Tennessee Brings Back Electric Chair



Bill Haslam, Governor(R) of Tennessee, recently signed a bill that brings back the use of the electric chair for executions, in the event that the necessary drugs for lethal injection are not able to be procured. The issue of obtaining the necessary lethal injection drugs has become necessary due to a recent boycott of the drugs due to European action against the measure.

This boycott has become dire due to the disapproval of the American public of lethal injection as a means of executing the death penalty. Many believe that this is a violation of the Eighth Amendment of the United States Constitution. This amendment forbids “cruel and unusual punishment,” and those who disagree with the death penalty argue that this form of execution is not in adherence to these specifications. Those who disapprove of this method of execution argue that enough pain can be caused by lethal injection that the limits of “cruel and unusual” should apply to these cases, and the new legislation in Tennessee allows the use of electrocution to be administered instead of lethal injection for those sentenced to this fate.

There are several reasons that lethal injection drugs have been the subject of concern with regard to the cruel and unusual punishment ruling. One is the condition of the inmate’s veins. Many convicted criminals who have been sentenced to death row are former, or current, drug users. Because of this fact, their veins may have collapsed due to abuse of illegal narcotics, like heroin. The danger of collapsed veins is that executioners may have difficulty in finding a vein that is close enough to the surface to properly administrate the drugs effectively.

A recent execution that was unsuccessfully administered in Oklahoma is also the cause of Tennessee’s decision to bring back the use of the electric chair in the case of the death penalty.  In the case of Clayton Lockett, an attempted execution fell through when the lethal injection drugs were improperly administered, and did not take effect. Lockett’s vein had collapsed, which caused an insufficient amount of the drugs to be absorbed into his bloodstream. After this occurred, the doctor who was present for the execution noted that there were not enough drugs left to go through with the procedure as planned, and Lockett died 43 minutes later. Witnesses who were on the scene noted that Lockett appeared to still be conscious and in pain before he died.

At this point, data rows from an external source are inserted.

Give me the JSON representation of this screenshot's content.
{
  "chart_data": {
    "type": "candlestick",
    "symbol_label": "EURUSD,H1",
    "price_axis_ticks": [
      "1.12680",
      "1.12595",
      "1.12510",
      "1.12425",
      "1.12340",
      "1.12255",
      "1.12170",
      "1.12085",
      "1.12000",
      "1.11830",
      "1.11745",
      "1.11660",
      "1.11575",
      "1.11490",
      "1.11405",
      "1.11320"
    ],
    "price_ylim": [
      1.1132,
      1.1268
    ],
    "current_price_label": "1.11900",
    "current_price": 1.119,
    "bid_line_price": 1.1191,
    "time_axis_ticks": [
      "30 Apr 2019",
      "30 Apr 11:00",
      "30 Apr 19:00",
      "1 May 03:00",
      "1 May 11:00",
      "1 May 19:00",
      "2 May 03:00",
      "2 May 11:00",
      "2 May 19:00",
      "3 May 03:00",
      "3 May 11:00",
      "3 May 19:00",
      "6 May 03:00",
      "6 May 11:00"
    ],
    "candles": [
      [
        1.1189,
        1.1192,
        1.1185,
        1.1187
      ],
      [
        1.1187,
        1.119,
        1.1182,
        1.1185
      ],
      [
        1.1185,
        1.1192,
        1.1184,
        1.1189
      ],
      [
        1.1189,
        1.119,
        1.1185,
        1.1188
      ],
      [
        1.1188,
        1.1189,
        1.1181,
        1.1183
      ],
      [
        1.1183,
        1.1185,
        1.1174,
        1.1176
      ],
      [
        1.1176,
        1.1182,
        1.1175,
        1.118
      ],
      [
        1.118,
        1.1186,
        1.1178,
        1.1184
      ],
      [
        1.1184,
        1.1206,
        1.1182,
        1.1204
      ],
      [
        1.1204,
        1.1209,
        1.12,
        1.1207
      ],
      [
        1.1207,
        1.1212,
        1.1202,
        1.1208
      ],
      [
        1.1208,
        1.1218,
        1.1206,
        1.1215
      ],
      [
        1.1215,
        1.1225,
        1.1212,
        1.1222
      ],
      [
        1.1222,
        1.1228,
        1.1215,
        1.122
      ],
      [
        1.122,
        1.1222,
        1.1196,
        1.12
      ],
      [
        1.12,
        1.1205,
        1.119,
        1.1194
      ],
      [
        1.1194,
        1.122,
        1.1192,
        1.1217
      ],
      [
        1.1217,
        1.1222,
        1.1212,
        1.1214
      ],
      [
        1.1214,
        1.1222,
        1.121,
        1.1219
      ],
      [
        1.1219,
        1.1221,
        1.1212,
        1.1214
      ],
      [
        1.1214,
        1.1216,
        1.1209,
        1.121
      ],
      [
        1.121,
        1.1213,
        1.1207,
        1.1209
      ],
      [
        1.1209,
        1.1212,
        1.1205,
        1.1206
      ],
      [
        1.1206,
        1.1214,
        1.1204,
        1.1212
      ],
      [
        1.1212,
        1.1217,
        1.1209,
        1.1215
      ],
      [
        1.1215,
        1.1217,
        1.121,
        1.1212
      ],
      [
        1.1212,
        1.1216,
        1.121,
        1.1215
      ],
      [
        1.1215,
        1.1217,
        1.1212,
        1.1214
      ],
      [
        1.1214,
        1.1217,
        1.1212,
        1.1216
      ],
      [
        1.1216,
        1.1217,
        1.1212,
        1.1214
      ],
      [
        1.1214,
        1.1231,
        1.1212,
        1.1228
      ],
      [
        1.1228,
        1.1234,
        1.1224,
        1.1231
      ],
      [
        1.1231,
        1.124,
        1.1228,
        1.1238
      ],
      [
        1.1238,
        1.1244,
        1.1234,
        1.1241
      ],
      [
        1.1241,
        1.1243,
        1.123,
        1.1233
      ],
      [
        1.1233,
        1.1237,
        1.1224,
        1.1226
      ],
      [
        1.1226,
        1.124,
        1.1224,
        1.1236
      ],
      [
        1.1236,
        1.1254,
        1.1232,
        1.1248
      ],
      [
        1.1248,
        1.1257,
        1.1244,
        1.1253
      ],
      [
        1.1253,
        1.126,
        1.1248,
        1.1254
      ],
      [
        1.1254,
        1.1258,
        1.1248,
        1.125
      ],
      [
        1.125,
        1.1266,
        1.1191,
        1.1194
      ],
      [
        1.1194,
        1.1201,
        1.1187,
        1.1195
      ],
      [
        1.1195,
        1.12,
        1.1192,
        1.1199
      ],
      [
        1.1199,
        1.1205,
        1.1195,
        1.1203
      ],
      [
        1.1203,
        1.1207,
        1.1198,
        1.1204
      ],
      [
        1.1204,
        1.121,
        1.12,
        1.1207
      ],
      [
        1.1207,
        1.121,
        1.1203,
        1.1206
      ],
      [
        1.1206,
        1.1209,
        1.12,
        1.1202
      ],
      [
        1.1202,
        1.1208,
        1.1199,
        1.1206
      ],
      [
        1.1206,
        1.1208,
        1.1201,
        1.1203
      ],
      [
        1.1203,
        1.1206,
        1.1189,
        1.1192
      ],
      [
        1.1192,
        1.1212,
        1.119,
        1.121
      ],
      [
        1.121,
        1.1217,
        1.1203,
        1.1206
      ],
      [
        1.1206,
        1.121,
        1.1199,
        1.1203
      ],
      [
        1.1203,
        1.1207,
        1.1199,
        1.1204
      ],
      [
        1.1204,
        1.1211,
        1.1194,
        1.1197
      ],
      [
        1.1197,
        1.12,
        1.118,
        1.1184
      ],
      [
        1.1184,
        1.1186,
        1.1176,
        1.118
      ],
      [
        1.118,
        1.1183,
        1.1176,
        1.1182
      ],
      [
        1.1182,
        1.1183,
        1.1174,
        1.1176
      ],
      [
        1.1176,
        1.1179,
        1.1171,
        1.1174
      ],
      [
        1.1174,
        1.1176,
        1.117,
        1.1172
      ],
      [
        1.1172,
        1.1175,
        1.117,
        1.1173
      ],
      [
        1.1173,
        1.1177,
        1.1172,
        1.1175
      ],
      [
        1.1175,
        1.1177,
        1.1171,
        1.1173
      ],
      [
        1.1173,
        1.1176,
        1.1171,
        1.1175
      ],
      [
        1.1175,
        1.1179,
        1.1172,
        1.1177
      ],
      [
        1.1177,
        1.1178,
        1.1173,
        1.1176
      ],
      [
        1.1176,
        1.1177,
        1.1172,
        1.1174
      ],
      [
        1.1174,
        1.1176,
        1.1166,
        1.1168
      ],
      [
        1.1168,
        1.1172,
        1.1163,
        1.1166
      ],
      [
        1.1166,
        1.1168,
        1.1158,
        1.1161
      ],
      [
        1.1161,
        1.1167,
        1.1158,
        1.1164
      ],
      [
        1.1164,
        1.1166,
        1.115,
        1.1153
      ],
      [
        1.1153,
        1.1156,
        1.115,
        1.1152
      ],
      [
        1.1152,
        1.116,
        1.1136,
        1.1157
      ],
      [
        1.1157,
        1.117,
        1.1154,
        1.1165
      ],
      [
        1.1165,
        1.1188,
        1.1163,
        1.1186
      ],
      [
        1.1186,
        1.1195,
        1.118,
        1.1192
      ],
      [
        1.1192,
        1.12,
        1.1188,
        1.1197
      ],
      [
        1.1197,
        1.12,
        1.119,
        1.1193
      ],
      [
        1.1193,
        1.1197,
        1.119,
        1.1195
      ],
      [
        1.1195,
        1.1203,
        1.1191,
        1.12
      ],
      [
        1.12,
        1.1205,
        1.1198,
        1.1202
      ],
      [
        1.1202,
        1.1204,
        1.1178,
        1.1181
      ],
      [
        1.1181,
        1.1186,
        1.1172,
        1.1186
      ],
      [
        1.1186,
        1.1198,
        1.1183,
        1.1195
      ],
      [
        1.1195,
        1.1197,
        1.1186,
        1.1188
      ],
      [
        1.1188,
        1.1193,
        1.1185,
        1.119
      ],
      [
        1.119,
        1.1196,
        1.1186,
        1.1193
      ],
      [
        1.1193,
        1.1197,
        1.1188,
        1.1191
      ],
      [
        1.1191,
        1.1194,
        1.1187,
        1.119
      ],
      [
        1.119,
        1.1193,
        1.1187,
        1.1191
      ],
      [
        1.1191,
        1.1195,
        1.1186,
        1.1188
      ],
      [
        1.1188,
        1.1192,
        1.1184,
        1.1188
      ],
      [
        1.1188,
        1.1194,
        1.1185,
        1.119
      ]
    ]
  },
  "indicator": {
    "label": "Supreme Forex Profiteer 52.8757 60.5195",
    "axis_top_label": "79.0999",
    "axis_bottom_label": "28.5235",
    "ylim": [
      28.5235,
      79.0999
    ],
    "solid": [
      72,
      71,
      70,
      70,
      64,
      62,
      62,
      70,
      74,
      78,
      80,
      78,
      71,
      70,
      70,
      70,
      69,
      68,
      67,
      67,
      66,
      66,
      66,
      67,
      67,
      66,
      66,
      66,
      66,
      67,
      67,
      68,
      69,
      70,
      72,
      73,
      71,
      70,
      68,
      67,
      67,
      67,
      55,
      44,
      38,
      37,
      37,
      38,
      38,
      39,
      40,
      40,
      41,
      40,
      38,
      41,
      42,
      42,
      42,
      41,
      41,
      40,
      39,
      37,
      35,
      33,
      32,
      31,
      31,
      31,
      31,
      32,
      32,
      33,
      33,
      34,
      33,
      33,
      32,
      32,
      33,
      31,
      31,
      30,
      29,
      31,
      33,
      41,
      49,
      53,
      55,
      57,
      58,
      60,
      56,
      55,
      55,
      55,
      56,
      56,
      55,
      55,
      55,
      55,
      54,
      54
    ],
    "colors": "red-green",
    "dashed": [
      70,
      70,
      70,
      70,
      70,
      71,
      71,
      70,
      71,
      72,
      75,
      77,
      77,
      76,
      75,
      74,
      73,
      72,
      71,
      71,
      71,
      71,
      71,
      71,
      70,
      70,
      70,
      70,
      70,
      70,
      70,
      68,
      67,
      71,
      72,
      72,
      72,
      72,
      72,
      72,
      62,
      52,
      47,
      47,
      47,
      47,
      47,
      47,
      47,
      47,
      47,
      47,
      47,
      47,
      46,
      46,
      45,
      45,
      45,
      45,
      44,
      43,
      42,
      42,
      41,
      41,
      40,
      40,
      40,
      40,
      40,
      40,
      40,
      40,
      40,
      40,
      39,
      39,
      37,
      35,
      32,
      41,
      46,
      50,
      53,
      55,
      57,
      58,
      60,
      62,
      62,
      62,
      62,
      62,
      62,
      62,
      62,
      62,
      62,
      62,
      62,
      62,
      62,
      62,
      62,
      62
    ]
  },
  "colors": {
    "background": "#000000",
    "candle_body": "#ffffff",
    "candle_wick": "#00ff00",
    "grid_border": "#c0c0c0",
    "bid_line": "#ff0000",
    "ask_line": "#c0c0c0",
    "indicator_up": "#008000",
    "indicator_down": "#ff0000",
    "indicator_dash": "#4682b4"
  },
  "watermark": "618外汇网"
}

Some states offer a choice to inmates on whether or not they want to be executed by lethal injection or electric chair due to the concerns of humaneness regarding the drugs that are administered. For a lethal injection process, three drugs are used, and the dosages are vital to the process. The pharmacies from which these drugs are obtained are kept secret, which can increase the chances of error in terms of dosage or impurities for each drug. If the dosage for a drug in the lethal injection procedure is too high or too low, the inmate can potentially experience severe pain before dying, which has led to concern regarding whether or not lethal injection is humane.

President Barack Obama has begun an investigation into a series of failed lethal injection attempts, and several states around the country have taken action towards making executions safer and more humane. After an overwhelming vote in favor of the motion, the governor of Tennessee has signed a bill that brings back the electric chair as a mode of execution for the state.